The dispersion form of the charged fine particles is preferably a self-emulsifying type having a strong bonding force, but can be used even if it is not a self-emulsifying type.
Various kinds of charged fine particles that can be used in the present invention are known, and are not particularly limited as long as they can support a ligand by an appropriate means as described later. Examples thereof include those composed of SiO ₂ and TiO ₂ , an ionic polymer, and a metal capable of fixing a ligand.

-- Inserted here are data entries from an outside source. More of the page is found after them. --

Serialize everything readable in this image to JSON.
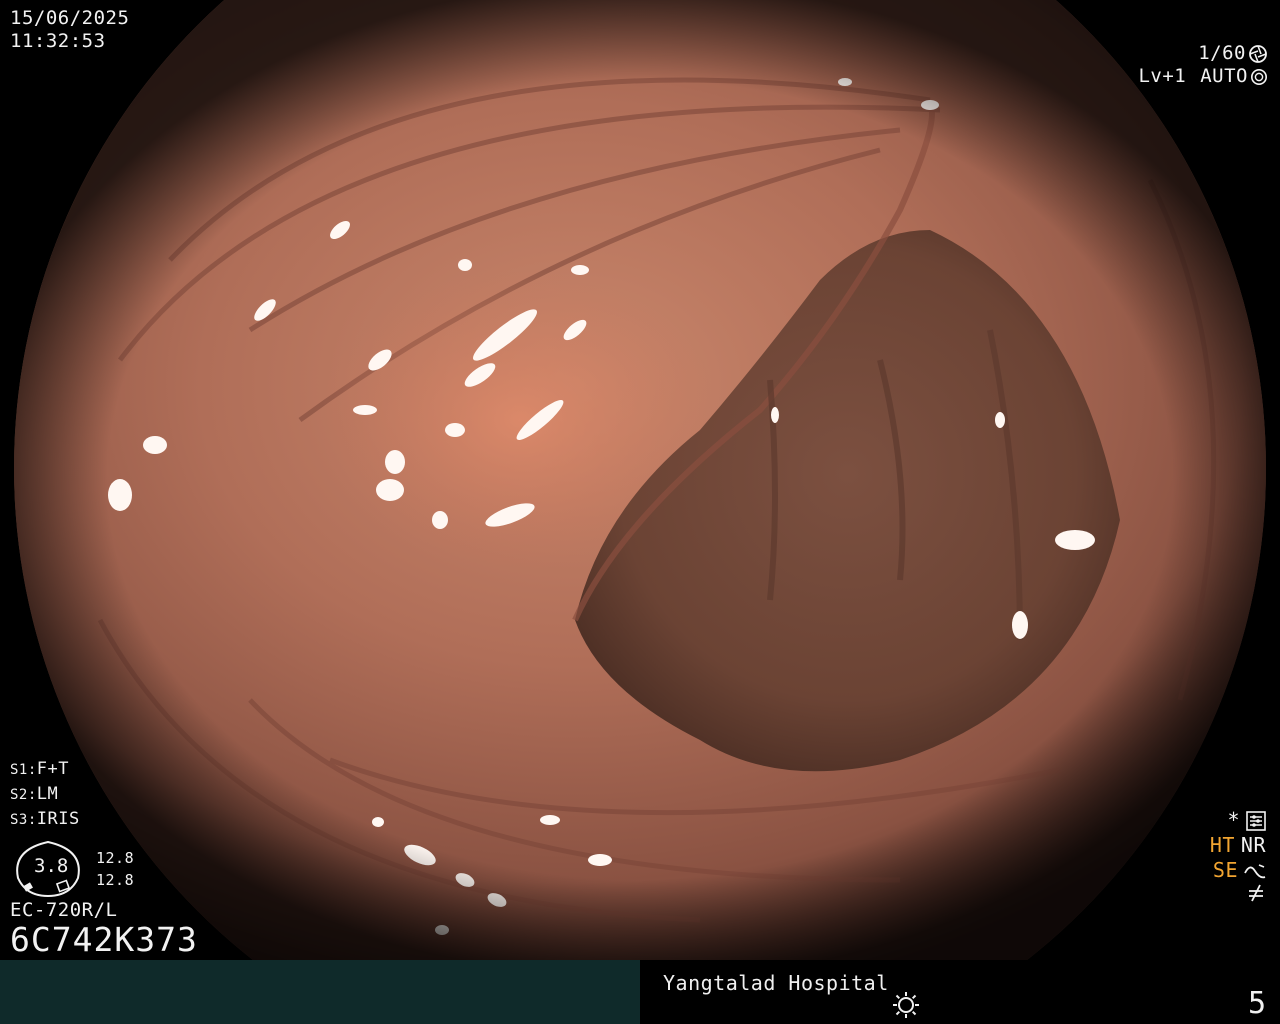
{
  "overlay": {
    "date": "15/06/2025",
    "time": "11:32:53",
    "shutter_speed": "1/60",
    "shutter_icon": "aperture-icon",
    "level": "Lv+1",
    "exposure_mode": "AUTO",
    "exposure_icon": "auto-exposure-icon",
    "modes": [
      {
        "key": "S1:",
        "value": "F+T"
      },
      {
        "key": "S2:",
        "value": "LM"
      },
      {
        "key": "S3:",
        "value": "IRIS"
      }
    ],
    "gauge_value": "3.8",
    "gauge_values": [
      "12.8",
      "12.8"
    ],
    "scope_model": "EC-720R/L",
    "serial": "6C742K373",
    "status": {
      "star": "*",
      "star_icon": "settings-icon",
      "ht": "HT",
      "nr": "NR",
      "se": "SE",
      "se_icon": "enhancement-curve-icon",
      "freeze_icon": "not-equal-icon"
    },
    "hospital": "Yangtalad Hospital",
    "light_icon": "light-source-icon",
    "frame_number": "5"
  },
  "colors": {
    "bottom_left_panel": "#0f2a2a",
    "amber_label": "#f2a531",
    "mucosa": "#b8735e"
  }
}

Charged fine particles made of SiO ₂ or TiO ₂ include so-called colloidal silica (for example, “Snowtech (registered trademark)” series, Nissan Chemical Industries, Ltd.), ultrafine particle titanium oxide (for example, “STT-65C-S”, titanium industrial stock). A company). These charged fine particles are positively charged when acidic and negatively charged when alkaline. TiO ₂ may be anatase type or rutile type.

  As the charged fine particles made of an ionic polymer, a substance known as a polymer colloid, a polymer latex or the like can be used. Such charged fine particles are positively or negatively charged in water depending on the ionic functional group of the ionic polymer. Examples of the ionic functional group include those similar to the cationic functional group and the anionic functional group described above regarding the charged layer. Moreover, as long as it aggregates in the form of particles, the same ionic polymer as described above with respect to the charged layer can be used as the charged fine particles.

  Examples of the metal may include nanoparticles such as gold, silver, copper, aluminum, and iron, or a composite having the metal oxide. Note that fine particles (typically colloidal particles) made of these metals are usually positively or negatively charged. For example, colloidal particles such as gold and silver are usually negatively charged. In order to immobilize the ligand on the surface of the charged fine particle, such a metal is a known method (for example, a method of treating with a predetermined compound and introducing a predetermined modifying group on the surface of the metal fine particle as described later). Anything that can be applied is acceptable. Moreover, metal fine particles (for example, antibody-immobilized gold nanoparticles) in which a ligand is immobilized in advance can be obtained as a product.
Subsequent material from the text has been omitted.